Milford began at a point where Pettibone Creek flows into the Huron River. It started when the Ruggles Brothers, Elizur and Stanley, built a sawmill on the Huron River in 1832. Elizur went into farming and sold his share to his brother Stanley in 1834 and Stanley sold to the Armstrong Brothers in 1836. They added a gristmill across the river in 1839. Elizur’s farm was south of Atlantic Street and east and north of the river. He later platted the farm in 1872 and the houses now there were built in the 1870s and later. This area was called “Egypt” in the 19th and early 20th century. Elizur’s farmhouse still stands.


The Huron River, and Pettibone Creek flowing into it, provided waterpower for the 14 mills built in the area in the 19th and 20th centuries. Luman Fuller built the first gristmill on the Huron in 1834, where Peters’ bridge is now. This later became the Peters Mill. There were also a woolen mill, a cooperage and a tannery in that complex. The first street connected the Ruggles saw mill and the Fuller grist mill and is now called Huron Street.

Jabesh Mead platted part of South Milford, called Mead’s Addition, in 1836. The same year he and his brother-in-law, Ansley Arms, built the first store, Mead & Arms, just west of the Public Square, where Dr. Ridings’ dentist office now stands. This first store was moved three times and ended up on the Huron River (where it may still be seen). The business moved north of the river, occupying several different buildings, and is still in business. Arms also had built, in 1836, the first frame house in Milford Village. It still stands, southwest of the fire station.

Settlement north of the river began shortly after that of South Milford. In 1836 Aaron Phelps built a dam on Pettibone Creek and created the Lower Mill Pond, building a sawmill and distillery at its foot.

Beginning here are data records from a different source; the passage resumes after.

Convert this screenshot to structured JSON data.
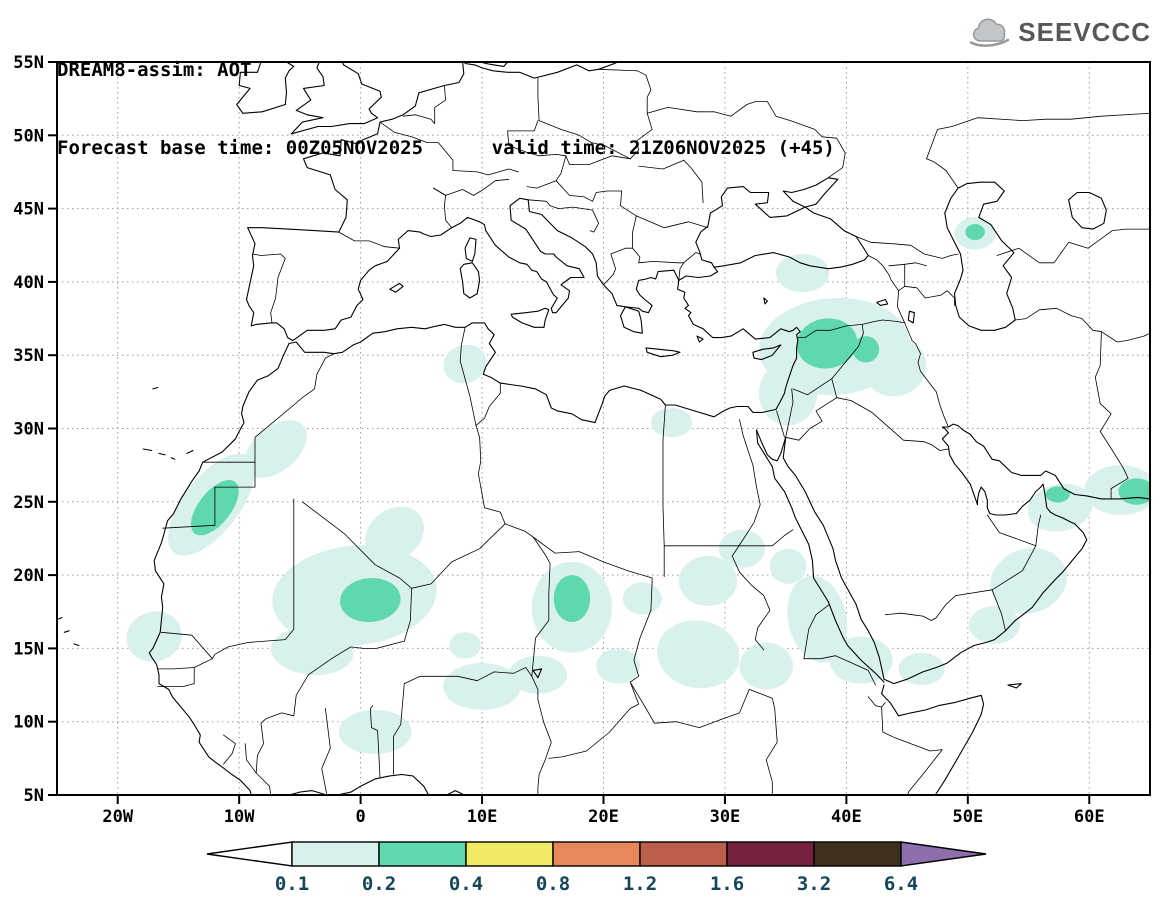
{
  "header": {
    "title_line1": "DREAM8-assim: AOT",
    "title_line2": "Forecast base time: 00Z05NOV2025      valid time: 21Z06NOV2025 (+45)"
  },
  "logo": {
    "text": "SEEVCCC"
  },
  "map": {
    "lat_labels": [
      "55N",
      "50N",
      "45N",
      "40N",
      "35N",
      "30N",
      "25N",
      "20N",
      "15N",
      "10N",
      "5N"
    ],
    "lat_values": [
      55,
      50,
      45,
      40,
      35,
      30,
      25,
      20,
      15,
      10,
      5
    ],
    "lon_labels": [
      "20W",
      "10W",
      "0",
      "10E",
      "20E",
      "30E",
      "40E",
      "50E",
      "60E"
    ],
    "lon_values": [
      -20,
      -10,
      0,
      10,
      20,
      30,
      40,
      50,
      60
    ],
    "lon_range": [
      -25,
      65
    ],
    "lat_range": [
      5,
      55
    ]
  },
  "colorbar": {
    "values": [
      "0.1",
      "0.2",
      "0.4",
      "0.8",
      "1.2",
      "1.6",
      "3.2",
      "6.4"
    ],
    "segment_colors": [
      "#ffffff",
      "#d9f1ed",
      "#5fd8ad",
      "#f0e966",
      "#e8875a",
      "#bc5f4a",
      "#75213f",
      "#3d301d",
      "#8e6fae"
    ],
    "label_color": "#14465a"
  },
  "level_colors": {
    "0.1-0.2": "#d9f1ed",
    "0.2-0.4": "#5fd8ad"
  },
  "aot_regions": [
    {
      "lon": -12.3,
      "lat": 24.8,
      "rx": 5.0,
      "ry": 1.9,
      "rot": -52,
      "level": "0.1-0.2"
    },
    {
      "lon": -7.0,
      "lat": 28.6,
      "rx": 3.0,
      "ry": 1.5,
      "rot": -40,
      "level": "0.1-0.2"
    },
    {
      "lon": -17.0,
      "lat": 15.8,
      "rx": 2.3,
      "ry": 1.7,
      "rot": -15,
      "level": "0.1-0.2"
    },
    {
      "lon": -0.5,
      "lat": 18.6,
      "rx": 6.8,
      "ry": 3.4,
      "rot": -6,
      "level": "0.1-0.2"
    },
    {
      "lon": -4.0,
      "lat": 14.8,
      "rx": 3.4,
      "ry": 1.6,
      "rot": 5,
      "level": "0.1-0.2"
    },
    {
      "lon": 2.8,
      "lat": 22.8,
      "rx": 2.6,
      "ry": 1.7,
      "rot": -35,
      "level": "0.1-0.2"
    },
    {
      "lon": 1.2,
      "lat": 9.3,
      "rx": 3.0,
      "ry": 1.5,
      "rot": 0,
      "level": "0.1-0.2"
    },
    {
      "lon": 10.0,
      "lat": 12.4,
      "rx": 3.2,
      "ry": 1.6,
      "rot": 0,
      "level": "0.1-0.2"
    },
    {
      "lon": 8.6,
      "lat": 15.2,
      "rx": 1.3,
      "ry": 0.9,
      "rot": 0,
      "level": "0.1-0.2"
    },
    {
      "lon": 17.4,
      "lat": 17.8,
      "rx": 3.3,
      "ry": 3.1,
      "rot": 0,
      "level": "0.1-0.2"
    },
    {
      "lon": 14.6,
      "lat": 13.2,
      "rx": 2.4,
      "ry": 1.3,
      "rot": 0,
      "level": "0.1-0.2"
    },
    {
      "lon": 21.2,
      "lat": 13.8,
      "rx": 1.8,
      "ry": 1.2,
      "rot": 0,
      "level": "0.1-0.2"
    },
    {
      "lon": 27.8,
      "lat": 14.6,
      "rx": 3.4,
      "ry": 2.3,
      "rot": 10,
      "level": "0.1-0.2"
    },
    {
      "lon": 28.6,
      "lat": 19.6,
      "rx": 2.4,
      "ry": 1.7,
      "rot": 0,
      "level": "0.1-0.2"
    },
    {
      "lon": 23.2,
      "lat": 18.4,
      "rx": 1.6,
      "ry": 1.1,
      "rot": 0,
      "level": "0.1-0.2"
    },
    {
      "lon": 33.4,
      "lat": 13.8,
      "rx": 2.2,
      "ry": 1.6,
      "rot": 0,
      "level": "0.1-0.2"
    },
    {
      "lon": 35.2,
      "lat": 20.6,
      "rx": 1.5,
      "ry": 1.2,
      "rot": 0,
      "level": "0.1-0.2"
    },
    {
      "lon": 37.6,
      "lat": 17.0,
      "rx": 2.4,
      "ry": 3.0,
      "rot": -12,
      "level": "0.1-0.2"
    },
    {
      "lon": 41.2,
      "lat": 14.2,
      "rx": 2.6,
      "ry": 1.6,
      "rot": 0,
      "level": "0.1-0.2"
    },
    {
      "lon": 25.6,
      "lat": 30.4,
      "rx": 1.7,
      "ry": 1.0,
      "rot": 0,
      "level": "0.1-0.2"
    },
    {
      "lon": 31.4,
      "lat": 21.8,
      "rx": 1.9,
      "ry": 1.3,
      "rot": 0,
      "level": "0.1-0.2"
    },
    {
      "lon": 8.6,
      "lat": 34.4,
      "rx": 1.8,
      "ry": 1.3,
      "rot": -20,
      "level": "0.1-0.2"
    },
    {
      "lon": 39.0,
      "lat": 35.6,
      "rx": 6.2,
      "ry": 3.3,
      "rot": -4,
      "level": "0.1-0.2"
    },
    {
      "lon": 35.2,
      "lat": 32.4,
      "rx": 2.4,
      "ry": 2.2,
      "rot": 0,
      "level": "0.1-0.2"
    },
    {
      "lon": 44.0,
      "lat": 34.2,
      "rx": 2.6,
      "ry": 2.0,
      "rot": -15,
      "level": "0.1-0.2"
    },
    {
      "lon": 36.4,
      "lat": 40.6,
      "rx": 2.2,
      "ry": 1.3,
      "rot": 0,
      "level": "0.1-0.2"
    },
    {
      "lon": 50.6,
      "lat": 43.3,
      "rx": 1.7,
      "ry": 1.1,
      "rot": 0,
      "level": "0.1-0.2"
    },
    {
      "lon": 55.0,
      "lat": 19.6,
      "rx": 3.2,
      "ry": 2.2,
      "rot": -18,
      "level": "0.1-0.2"
    },
    {
      "lon": 57.6,
      "lat": 24.6,
      "rx": 2.7,
      "ry": 1.6,
      "rot": -12,
      "level": "0.1-0.2"
    },
    {
      "lon": 62.6,
      "lat": 25.8,
      "rx": 3.0,
      "ry": 1.7,
      "rot": 0,
      "level": "0.1-0.2"
    },
    {
      "lon": 52.2,
      "lat": 16.6,
      "rx": 2.1,
      "ry": 1.3,
      "rot": 0,
      "level": "0.1-0.2"
    },
    {
      "lon": 46.2,
      "lat": 13.6,
      "rx": 1.9,
      "ry": 1.1,
      "rot": 0,
      "level": "0.1-0.2"
    },
    {
      "lon": -12.0,
      "lat": 24.6,
      "rx": 2.7,
      "ry": 1.1,
      "rot": -52,
      "level": "0.2-0.4"
    },
    {
      "lon": 0.8,
      "lat": 18.3,
      "rx": 2.5,
      "ry": 1.5,
      "rot": -5,
      "level": "0.2-0.4"
    },
    {
      "lon": 17.4,
      "lat": 18.4,
      "rx": 1.5,
      "ry": 1.6,
      "rot": 0,
      "level": "0.2-0.4"
    },
    {
      "lon": 38.4,
      "lat": 35.8,
      "rx": 2.5,
      "ry": 1.7,
      "rot": -8,
      "level": "0.2-0.4"
    },
    {
      "lon": 41.6,
      "lat": 35.4,
      "rx": 1.1,
      "ry": 0.9,
      "rot": 0,
      "level": "0.2-0.4"
    },
    {
      "lon": 50.6,
      "lat": 43.4,
      "rx": 0.8,
      "ry": 0.55,
      "rot": 0,
      "level": "0.2-0.4"
    },
    {
      "lon": 57.4,
      "lat": 25.5,
      "rx": 1.0,
      "ry": 0.55,
      "rot": 0,
      "level": "0.2-0.4"
    },
    {
      "lon": 63.9,
      "lat": 25.7,
      "rx": 1.5,
      "ry": 0.9,
      "rot": 0,
      "level": "0.2-0.4"
    }
  ]
}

The Upper Mill Pond was developed in 1845, and had at least five different mills on it.
Milford was established as a township in 1835, and then, on April 12, 1869, Milford Village was incorporated. The main concerns of the first Village Council were streets and sidewalks and the formation of a fire department

The local weekly newspaper, The Milford Times, was founded in 1871 by Isaac Jackson. It continues to this day and is the oldest contin-uously published newspaper in Oakland County.
The coming of the Flint & Pere Marquette Railroad in 1871 spurred growth and vitality by supplying a route for the marketing of farm produce. Hotels, stores, saloons, and homes were needed for the expanding community and much building took place in the 1870's and 1880's. Fire protection became a concern and the last quarter of the Nineteenth Century saw the beginning of a fire department and, in 1895, a community water works.

The presence of the waterpower allowed Milford to become one of the earliest communities in Michigan to have a system of electric lights, in 1892. A dynamo was placed in the old Fuller-Peters gristmill and electricity was generated. In 1911 a new dam was built further down the river, creating what is now known as Hubbell Pond, and the old mill was demolished. Electricity was then used for more than just lighting. Tele-phones had already appeared in 1883.

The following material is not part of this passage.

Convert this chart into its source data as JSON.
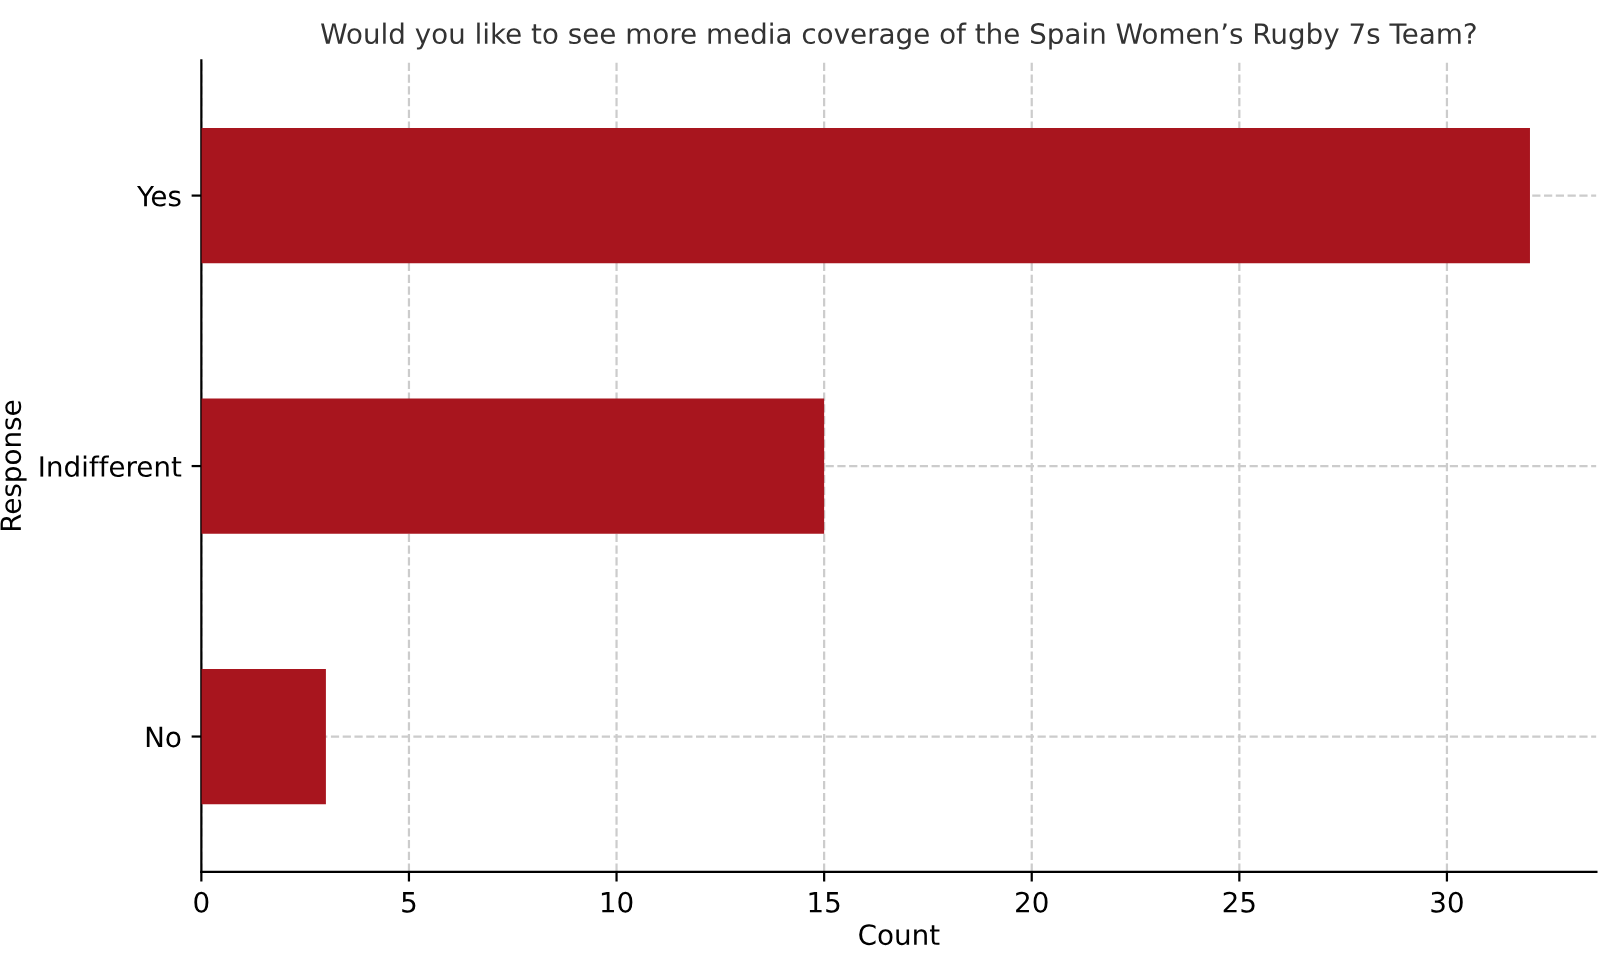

Growth slowed, even decreased, in the last decades of the Nineteenth Century. Small industries were established; some succeeded, some failed. Then, as now, efforts were made to attract businesses to Milford, with varying success. Buggies, sausages, door knobs, window screens, cultivators, bath tubs, toilet seats, dried apples, Kentucky jeans, fine furniture, carburetors, honey, jam, whiskey, flour--all were manu-factured in Milford at one time or another.

The invention of the automobile had a great effect on Milford. Mr. Bacon brought the first car to Milford in 1900 and after that car dealer-ships, gas stations, car repair businesses and even several businesses manufacturing car parts came into being. Frank Orvis even invented a car in 1917. General Motors put in its Proving Ground in 1928, creating jobs and bringing in new residents. Henry Ford built a factory by the upper millpond in 1938, using hydroelectric power from the same waterpower that had run Milford since 1832, to manufacture carburetors for Ford automobiles.
In recent years has come a large influx of residents who have found, as did the author of an 1877 History of Oakland County, "a landscape of wondrous beauty, and one well worth the pencil of the artist."

The history of Milford is not the story of national heroes and mighty events. It is rather a living model of how Michigan villages developed in the Nineteenth and Twentieth Centuries. Much of its history is still evident in its surviving structures and existing millponds. Its fabric gives us a sense of character and identity and builds a bridge from our past through our present and into our future.